ANR BRAINS

Supported by the Agence Nationale de la Recherche, the BRAINS project aimed to establish advanced retinal imaging architectures capable of probing neuronal and vascular function in vivo at micrometric resolution.

Understanding functional interactions in the central nervous system requires imaging tools that combine cellular resolution, high contrast, extended field-of-view, and high temporal precision. In the retina, conventional point-scanning systems impose intrinsic trade-offs between these properties. BRAINS addressed this limitation by developing new optical architectures designed to break these compromises.

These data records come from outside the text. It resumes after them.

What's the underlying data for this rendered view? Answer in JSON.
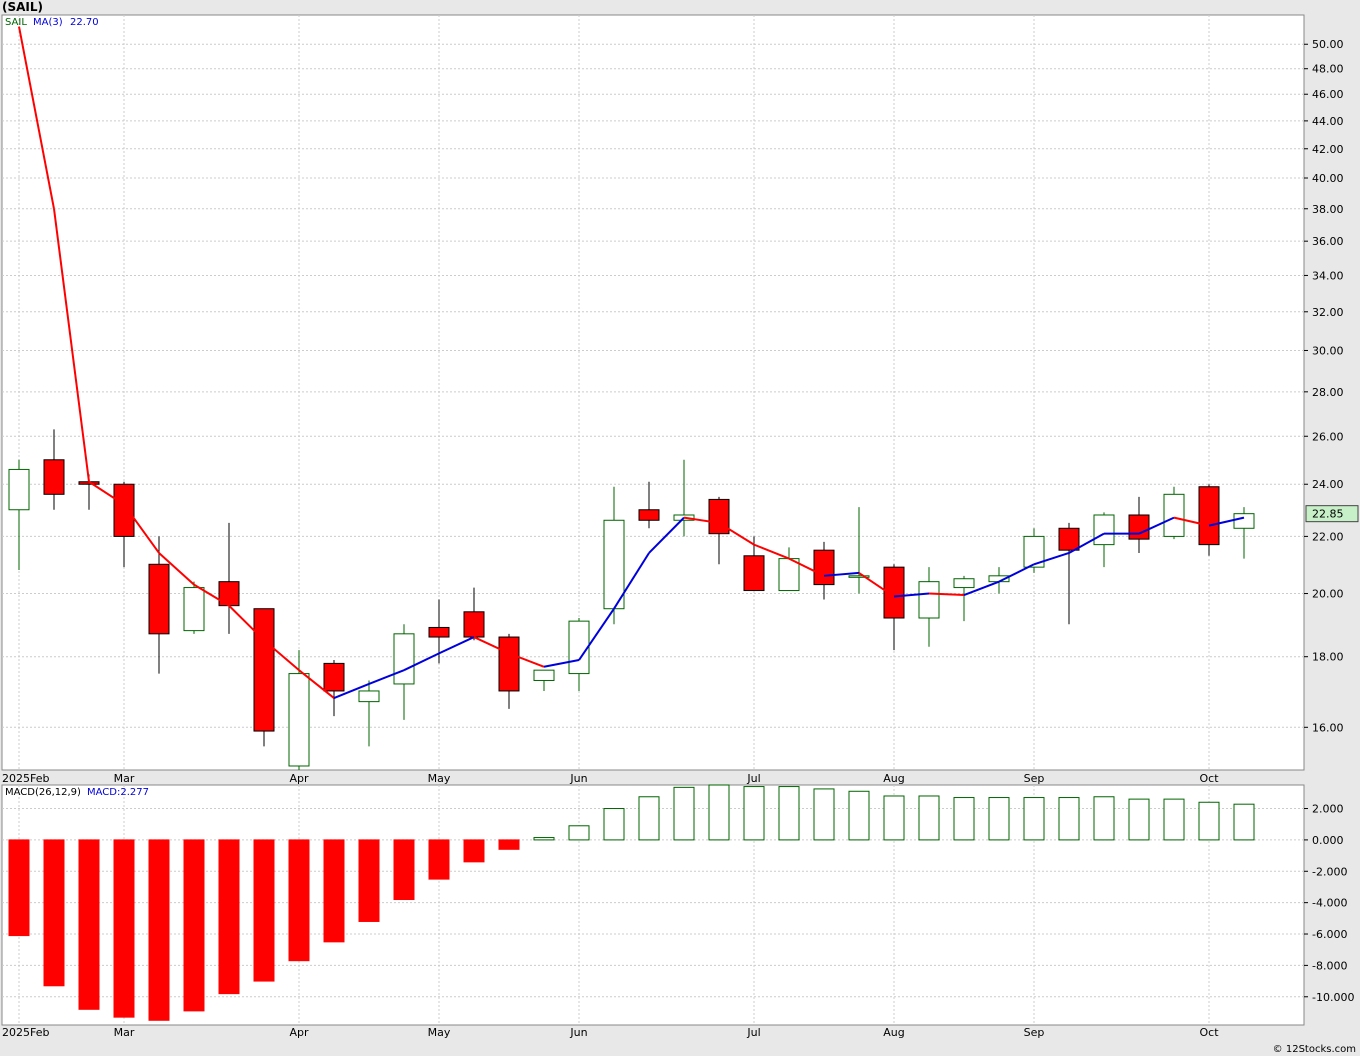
{
  "title": "(SAIL)",
  "credit": "© 12Stocks.com",
  "colors": {
    "up": "#006400",
    "down": "#ff0000",
    "ma_up": "#0000dd",
    "ma_down": "#ff0000",
    "grid": "#cccccc",
    "last_price_bg": "#c8f0c8"
  },
  "chart_data": [
    {
      "type": "candlestick",
      "ticker": "SAIL",
      "ma_label": "MA(3)",
      "ma_value": "22.70",
      "last_price": "22.85",
      "y_scale": "log",
      "ylim": [
        14.9,
        52.5
      ],
      "y_ticks": [
        "16.00",
        "18.00",
        "20.00",
        "22.00",
        "24.00",
        "26.00",
        "28.00",
        "30.00",
        "32.00",
        "34.00",
        "36.00",
        "38.00",
        "40.00",
        "42.00",
        "44.00",
        "46.00",
        "48.00",
        "50.00"
      ],
      "month_labels": [
        {
          "label": "2025Feb",
          "week": 0
        },
        {
          "label": "Mar",
          "week": 3
        },
        {
          "label": "Apr",
          "week": 8
        },
        {
          "label": "May",
          "week": 12
        },
        {
          "label": "Jun",
          "week": 16
        },
        {
          "label": "Jul",
          "week": 21
        },
        {
          "label": "Aug",
          "week": 25
        },
        {
          "label": "Sep",
          "week": 29
        },
        {
          "label": "Oct",
          "week": 34
        }
      ],
      "candles": [
        {
          "o": 23.0,
          "h": 25.0,
          "l": 20.8,
          "c": 24.6
        },
        {
          "o": 25.0,
          "h": 26.3,
          "l": 23.0,
          "c": 23.6
        },
        {
          "o": 24.1,
          "h": 24.4,
          "l": 23.0,
          "c": 24.0
        },
        {
          "o": 24.0,
          "h": 24.1,
          "l": 20.9,
          "c": 22.0
        },
        {
          "o": 21.0,
          "h": 22.0,
          "l": 17.5,
          "c": 18.7
        },
        {
          "o": 18.8,
          "h": 20.4,
          "l": 18.7,
          "c": 20.2
        },
        {
          "o": 20.4,
          "h": 22.5,
          "l": 18.7,
          "c": 19.6
        },
        {
          "o": 19.5,
          "h": 19.5,
          "l": 15.5,
          "c": 15.9
        },
        {
          "o": 15.0,
          "h": 18.2,
          "l": 14.9,
          "c": 17.5
        },
        {
          "o": 17.8,
          "h": 17.9,
          "l": 16.3,
          "c": 17.0
        },
        {
          "o": 16.7,
          "h": 17.3,
          "l": 15.5,
          "c": 17.0
        },
        {
          "o": 17.2,
          "h": 19.0,
          "l": 16.2,
          "c": 18.7
        },
        {
          "o": 18.9,
          "h": 19.8,
          "l": 17.8,
          "c": 18.6
        },
        {
          "o": 19.4,
          "h": 20.2,
          "l": 18.5,
          "c": 18.6
        },
        {
          "o": 18.6,
          "h": 18.7,
          "l": 16.5,
          "c": 17.0
        },
        {
          "o": 17.3,
          "h": 17.6,
          "l": 17.0,
          "c": 17.6
        },
        {
          "o": 17.5,
          "h": 19.2,
          "l": 17.0,
          "c": 19.1
        },
        {
          "o": 19.5,
          "h": 23.9,
          "l": 19.0,
          "c": 22.6
        },
        {
          "o": 23.0,
          "h": 24.1,
          "l": 22.3,
          "c": 22.6
        },
        {
          "o": 22.6,
          "h": 25.0,
          "l": 22.0,
          "c": 22.8
        },
        {
          "o": 23.4,
          "h": 23.5,
          "l": 21.0,
          "c": 22.1
        },
        {
          "o": 21.3,
          "h": 22.0,
          "l": 20.1,
          "c": 20.1
        },
        {
          "o": 20.1,
          "h": 21.6,
          "l": 20.1,
          "c": 21.2
        },
        {
          "o": 21.5,
          "h": 21.8,
          "l": 19.8,
          "c": 20.3
        },
        {
          "o": 20.6,
          "h": 23.1,
          "l": 20.0,
          "c": 20.6
        },
        {
          "o": 20.9,
          "h": 21.0,
          "l": 18.2,
          "c": 19.2
        },
        {
          "o": 19.2,
          "h": 20.9,
          "l": 18.3,
          "c": 20.4
        },
        {
          "o": 20.2,
          "h": 20.6,
          "l": 19.1,
          "c": 20.5
        },
        {
          "o": 20.4,
          "h": 20.9,
          "l": 20.0,
          "c": 20.6
        },
        {
          "o": 20.9,
          "h": 22.3,
          "l": 20.7,
          "c": 22.0
        },
        {
          "o": 22.3,
          "h": 22.5,
          "l": 19.0,
          "c": 21.5
        },
        {
          "o": 21.7,
          "h": 22.9,
          "l": 20.9,
          "c": 22.8
        },
        {
          "o": 22.8,
          "h": 23.5,
          "l": 21.4,
          "c": 21.9
        },
        {
          "o": 22.0,
          "h": 23.9,
          "l": 21.9,
          "c": 23.6
        },
        {
          "o": 23.9,
          "h": 24.0,
          "l": 21.3,
          "c": 21.7
        },
        {
          "o": 22.3,
          "h": 23.1,
          "l": 21.2,
          "c": 22.85
        }
      ],
      "ma": [
        51.5,
        38.0,
        24.1,
        23.2,
        21.4,
        20.3,
        19.6,
        18.5,
        17.6,
        16.8,
        17.2,
        17.6,
        18.1,
        18.6,
        18.1,
        17.7,
        17.9,
        19.5,
        21.4,
        22.7,
        22.5,
        21.7,
        21.2,
        20.6,
        20.7,
        19.9,
        20.0,
        19.95,
        20.4,
        21.0,
        21.4,
        22.1,
        22.1,
        22.7,
        22.4,
        22.7
      ]
    },
    {
      "type": "bar",
      "label": "MACD(26,12,9)",
      "value_label": "MACD:2.277",
      "ylim": [
        -11.8,
        3.5
      ],
      "y_ticks": [
        "-10.000",
        "-8.000",
        "-6.000",
        "-4.000",
        "-2.000",
        "0.000",
        "2.000"
      ],
      "values": [
        -6.1,
        -9.3,
        -10.8,
        -11.3,
        -11.5,
        -10.9,
        -9.8,
        -9.0,
        -7.7,
        -6.5,
        -5.2,
        -3.8,
        -2.5,
        -1.4,
        -0.6,
        0.15,
        0.9,
        2.0,
        2.75,
        3.35,
        3.5,
        3.4,
        3.4,
        3.25,
        3.1,
        2.8,
        2.8,
        2.7,
        2.7,
        2.7,
        2.7,
        2.75,
        2.6,
        2.6,
        2.4,
        2.277
      ]
    }
  ]
}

Develop wide-field interferometric imaging for neuronal functional measurements

Establish high-speed phase-contrast imaging of retinal microvasculature

Validate functional readouts of photoreceptor activity and vascular dynamics in vivo

Create a unified technological framework for integrated neurovascular investigation

BRAINS consolidated two complementary imaging platforms. Time-domain Full-Field Optical Coherence Tomography was developed for parallel en-face interferometric imaging, enabling structural and functional measurements of retinal photoreceptors over extended fields-of-view using a simplified adaptive optics strategy. In parallel, the Adaptive Optics Rolling Slit Ophthalmoscope was introduced as a line-scan architecture synchronized with rolling shutter detection to achieve large-field, high-speed phase-contrast vascular imaging.

BRAINS established the technological foundations for integrated neuronal and vascular functional imaging in the living retina. By consolidating these complementary platforms, the project enabled quantitative investigation of neurovascular interactions at the cellular scale in vivo, creating the experimental conditions necessary for studying their physiological regulation and alteration in disease.